High levels of public debt present a challenge, not only due to the limitations imposed by the debt brake, such as requiring a caretaker government to present a balanced budget, but also concerning the long-term sustainability of public finances. While low interest rates have helped manage debt service costs in previous years, rising interest rates are expected to gradually raise these costs. So far, they have only increased by 0.1% of GDP to 1.2% of GDP. However, the impact on debt service will depend on the debt structure and the proportion of new debt with higher interest rates.

Therefore, the new government faces the demanding task of consolidating public finances. Unlike most other EU countries, Slovakia's public budget balance did not improve this year due to various factors, including the way energy prices for households are regulated, which shifted a significant portion of subsidies from last year to this year. Additionally, the political cycle (upcoming elections) and tax reform (parental bonus) contributed to the situation aggravation. Consequently, the budget deficit in the first half of this year (seasonally adjusted) deepened to 4.5% of GDP, which is 2.8% of GDP higher than in the same period last year, making it the second most significant year-on-year increase in the EU, right after Hungary. Further deterioration of the budget balance is expected in the second half of the year. The caretaker government's budget proposal for the next year anticipated a deficit of 6.2% of this year’s GDP.

To gradually reduce public debt below the debt brake thresholds, it is necessary to consolidate the structural budget balance at a level of 0.75% to 1% of GDP annually. However, the new government coalition is considering consolidation at a rate of only 0.5% of GDP annually, which may not be sufficient to stabilize the public debt.
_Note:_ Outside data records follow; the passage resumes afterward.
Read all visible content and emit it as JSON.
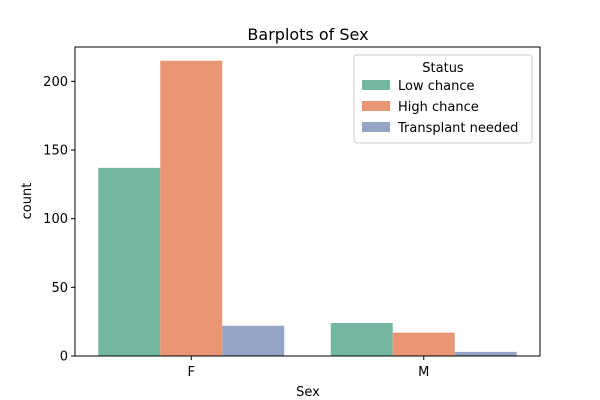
{
  "chart_data": {
    "type": "bar",
    "title": "Barplots of Sex",
    "xlabel": "Sex",
    "ylabel": "count",
    "categories": [
      "F",
      "M"
    ],
    "ylim": [
      0,
      225
    ],
    "yticks": [
      0,
      50,
      100,
      150,
      200
    ],
    "series": [
      {
        "name": "Low chance",
        "values": [
          137,
          24
        ],
        "color": "#73b7a1"
      },
      {
        "name": "High chance",
        "values": [
          215,
          17
        ],
        "color": "#e99675"
      },
      {
        "name": "Transplant needed",
        "values": [
          22,
          3
        ],
        "color": "#95a4c5"
      }
    ],
    "legend": {
      "title": "Status",
      "position": "top-right"
    },
    "grid": false
  }
}
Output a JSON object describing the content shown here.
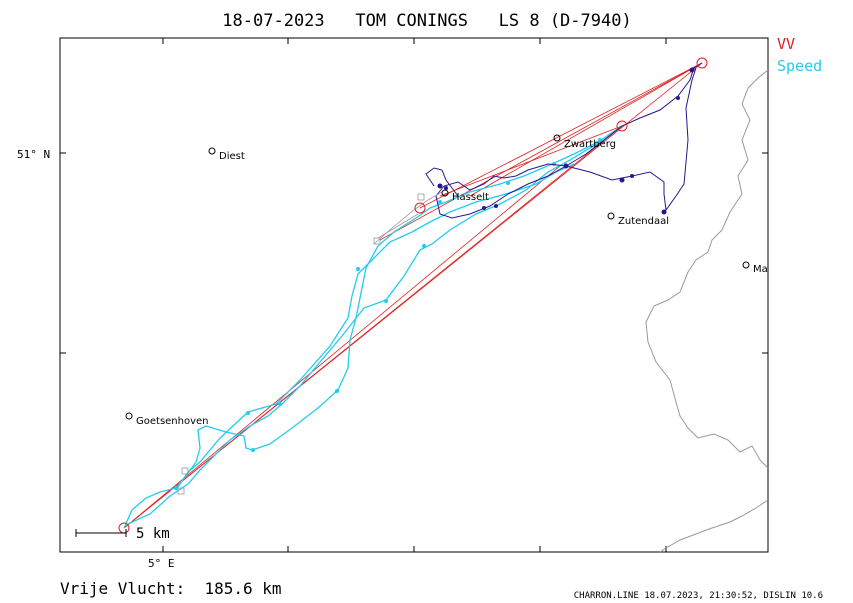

While the first two years after the vote of confidence in the government will not be subject to sanctions under the debt brake, the government will have to address its consequences in the subsequent years.

In terms of public finance health, which is reflected in risk premiums, the yield on the 10-year Slovak government bond is currently close to 4%, making it approximately 130 bps above the level of German Bunds. Higher risk premiums in the eurozone can only be found in Italy, comparable to Greece, Latvia, Malta, or Cyprus.